BEBE BIO : les jeunes parents appliquent le principe de précaution

bébé bio

Les mises en garde se multipliant sur la toxicité des aliments, des produits de soin, des jouets, des habits destinés aux enfants en bas âge, un nombre croissant de futurs parents se convertit au biologique. Préserver le capital santé de leur bébé et de son environnement futur prime sur le coût plus élevé et l’offre plus restreinte de produits biologiques.

Qu’entend-on par bébé bio ?

Il s’agit d’un bébé auquel les parents réservent une alimentation, des produits de la vie courante (hygiène, soin…), des vêtements, des équipements, des jouets… d’origine exclusivement biologique.

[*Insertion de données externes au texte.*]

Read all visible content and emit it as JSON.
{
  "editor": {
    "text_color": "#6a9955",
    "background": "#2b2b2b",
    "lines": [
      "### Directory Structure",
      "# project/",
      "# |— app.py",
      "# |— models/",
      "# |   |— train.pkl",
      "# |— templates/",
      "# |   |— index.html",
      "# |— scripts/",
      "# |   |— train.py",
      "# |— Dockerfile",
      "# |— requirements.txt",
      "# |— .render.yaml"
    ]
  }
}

Cette tendance est très répandue aux États-Unis (« organic baby »), dans les pays scandinaves ou en Belgique. Elle est en train de gagner la France suite à la médiatisation des nombreuses substances allergènes, pathogènes ou cancérigènes touchant l’univers du bébé.

Les futurs parents, quel que soit leur milieu social d’origine, recherchent les conditions de vie qui préservent au mieux la santé de leur bébé. 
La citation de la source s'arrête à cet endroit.